The SEC is one of several regulators charged with the first phase of a joint rulemaking for the Financial Data Transparency Act.
The SEC is one of several regulators charged with the first phase of a joint rulemaking for the Financial Data Transparency Act.Photographer: Al Drago/Bloomberg
Bloomberg News

In 2007, according the SEC complaint, Walker met “Associate A,” who also worked for a state retirement system, and developed a romantic interest. In late 2013, Walker learned that Associate A was working as a consultant with a registered investment adviser headquartered in the U.S. Walker then reached out to Associate A to discuss business opportunities in Macon and Macon-Bibb County, the SEC said.
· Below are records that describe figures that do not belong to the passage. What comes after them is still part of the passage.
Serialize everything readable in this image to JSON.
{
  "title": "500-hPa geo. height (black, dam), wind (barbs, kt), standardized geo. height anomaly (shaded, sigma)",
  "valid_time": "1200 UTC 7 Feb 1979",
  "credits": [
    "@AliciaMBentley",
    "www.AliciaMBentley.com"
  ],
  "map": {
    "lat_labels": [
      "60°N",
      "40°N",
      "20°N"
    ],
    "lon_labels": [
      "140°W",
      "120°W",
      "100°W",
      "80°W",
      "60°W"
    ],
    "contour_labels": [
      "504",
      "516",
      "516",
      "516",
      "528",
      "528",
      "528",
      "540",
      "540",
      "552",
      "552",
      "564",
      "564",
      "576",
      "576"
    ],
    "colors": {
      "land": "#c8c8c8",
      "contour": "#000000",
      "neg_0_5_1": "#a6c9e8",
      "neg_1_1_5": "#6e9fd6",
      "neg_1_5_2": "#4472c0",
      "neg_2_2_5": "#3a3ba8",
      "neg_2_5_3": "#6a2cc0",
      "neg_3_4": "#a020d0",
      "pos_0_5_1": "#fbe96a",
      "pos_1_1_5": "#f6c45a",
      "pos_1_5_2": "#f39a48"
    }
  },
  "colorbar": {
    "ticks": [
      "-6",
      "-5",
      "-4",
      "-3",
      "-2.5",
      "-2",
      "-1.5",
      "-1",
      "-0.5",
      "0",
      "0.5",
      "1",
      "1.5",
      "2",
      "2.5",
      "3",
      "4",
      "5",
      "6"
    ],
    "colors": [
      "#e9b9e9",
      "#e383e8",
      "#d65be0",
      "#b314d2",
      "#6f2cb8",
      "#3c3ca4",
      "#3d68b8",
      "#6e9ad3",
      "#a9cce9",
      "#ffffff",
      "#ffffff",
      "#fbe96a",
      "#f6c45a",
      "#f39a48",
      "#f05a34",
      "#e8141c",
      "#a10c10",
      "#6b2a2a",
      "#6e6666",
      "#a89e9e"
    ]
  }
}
“During 2013 and continuing into 2015, Walker began regularly contacting Associate A repeatedly and expressing his romantic feelings for Associate A,” the complaint said. “During that time, Walker also sent numerous personal gifts to Associate A.”

Walker hired his love interest's firm to provide cash management services for certain non-pension fund related financial accounts in the city and county. As county manager, Walker was a member of a county pension fund board and in 2014, the pension funds began looking for new investment advisers and directed Walker to create requests for proposals.
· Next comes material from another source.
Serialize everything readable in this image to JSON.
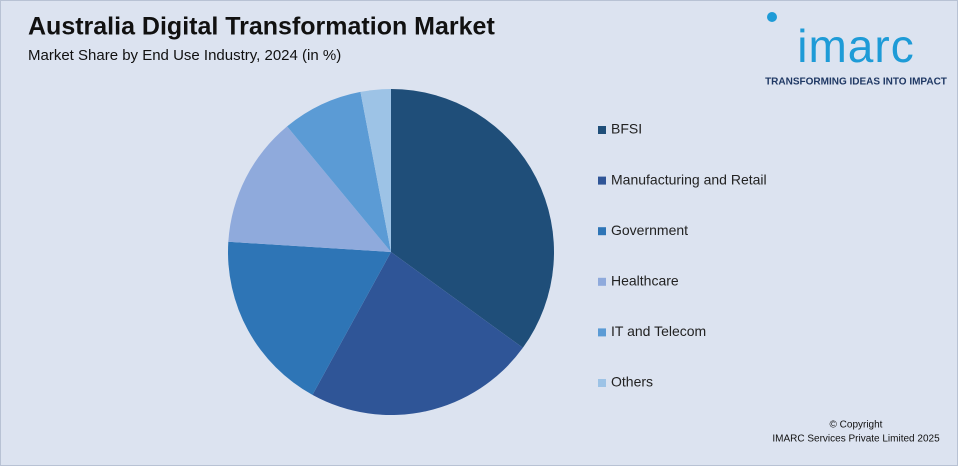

Seven investment advisers, including Associate A, submitted responses summarizing the adviser’s experience, investment performance history, cost structure and other information.
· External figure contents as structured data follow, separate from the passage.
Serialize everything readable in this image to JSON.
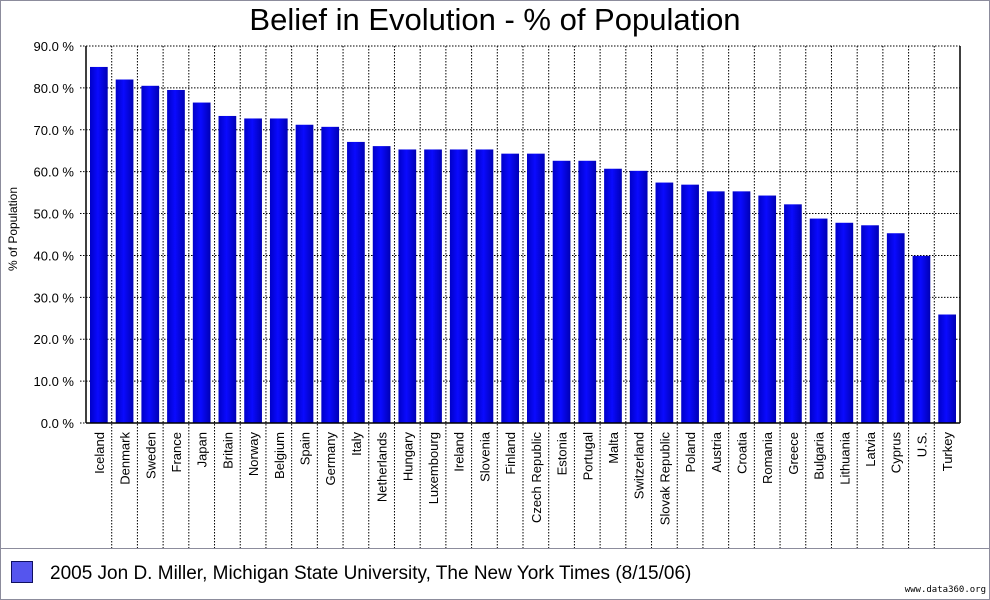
{
  "chart_data": {
    "type": "bar",
    "title": "Belief in Evolution - % of Population",
    "xlabel": "",
    "ylabel": "% of Population",
    "ylim": [
      0,
      90
    ],
    "yticks": [
      0,
      10,
      20,
      30,
      40,
      50,
      60,
      70,
      80,
      90
    ],
    "ytick_labels": [
      "0.0 %",
      "10.0 %",
      "20.0 %",
      "30.0 %",
      "40.0 %",
      "50.0 %",
      "60.0 %",
      "70.0 %",
      "80.0 %",
      "90.0 %"
    ],
    "grid": true,
    "legend_position": "bottom",
    "categories": [
      "Iceland",
      "Denmark",
      "Sweden",
      "France",
      "Japan",
      "Britain",
      "Norway",
      "Belgium",
      "Spain",
      "Germany",
      "Italy",
      "Netherlands",
      "Hungary",
      "Luxembourg",
      "Ireland",
      "Slovenia",
      "Finland",
      "Czech Republic",
      "Estonia",
      "Portugal",
      "Malta",
      "Switzerland",
      "Slovak Republic",
      "Poland",
      "Austria",
      "Croatia",
      "Romania",
      "Greece",
      "Bulgaria",
      "Lithuania",
      "Latvia",
      "Cyprus",
      "U.S.",
      "Turkey"
    ],
    "series": [
      {
        "name": "2005 Jon D. Miller, Michigan State University, The New York Times (8/15/06)",
        "color": "#0000ee",
        "values": [
          85,
          82,
          80.5,
          79.5,
          76.5,
          73.3,
          72.7,
          72.7,
          71.2,
          70.7,
          67.1,
          66.1,
          65.3,
          65.3,
          65.3,
          65.3,
          64.3,
          64.3,
          62.6,
          62.6,
          60.7,
          60.2,
          57.4,
          56.9,
          55.3,
          55.3,
          54.3,
          52.2,
          48.8,
          47.8,
          47.2,
          45.3,
          39.9,
          25.9
        ]
      }
    ]
  },
  "legend": {
    "swatch_color": "#5555ee",
    "label": "2005 Jon D. Miller, Michigan State University, The New York Times (8/15/06)"
  },
  "watermark": "www.data360.org"
}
Walker signed a required conflict of interest statement before receiving the RFP’s.

“In signing the statement, Walker also agreed that each RFP response must be ‘given fair and equal consideration’ and that any ‘actual, potential, or perceived conflict of interest’ must be reported to the Procurement Office,” the complaint read. “Walker also agreed to maintain the confidentiality of the RFP evaluation process.”

However, Walker sent copies of the seven RFP responses to a colleague of Associate A, known in the complaint as Associate B.

Over two weeks, Associate A and Associate B prepared an analysis of the responses and ranked each of the entities. They ranked their own first among the responses.

“In a competitive bidding process, it is unusual for an investment adviser to be provided with copies of its competitors’ proposals and to be asked to rank and rate its own proposal against its competitors’ proposals,” according to the complaint.

Walker then sent out their analysis to the board of one of the pension funds, making no changes.

Walker was found to have violated the antifraud provision of Section (206)2 of the Investment Advisers Act of 1940, the SEC said. The commission ordered him to pay a $10,000 civil penalty and Walker can’t participate on behalf of a government entity to select or retain investment advisers or broker-dealers. He is also barred under the settlement from having any involvement with managing public pensions or making investment recommendations and from selecting underwriters or municipal advisers for any offering of municipal securities.

The Dale Walker case is similar to the 2009 Henry Morris case, said Paul Maco, a securities lawyer who is of counsel at Bracewell.

“The SEC has from time to time pursued charges against municipal officials and people in the financial services industry under the Investment Advisers Act in addition to the more common disclosure based charges,” Maco said.

That case involved the New York State pension fund and whether investment firms paid friends and relatives of former State Comptroller Alan Hevesi in exchange for business. Morris was one of Hevesi's top advisers, and was eventually found to have violated the Investment Advisors Act as well as securities laws by participating in a scheme to extract kickbacks from firms seeking the pension fund's business.

In recent years, the SEC has focused strongly focus on investment advisers mostly out of concern for elderly abuse, Maco said.

“Rather than a focus on municipal issuers per se, they (SEC) have a constant focus on the municipal market, but they also have a strong focus on investment advisers as well,” Maco said. “Presumably that’s where this came up.”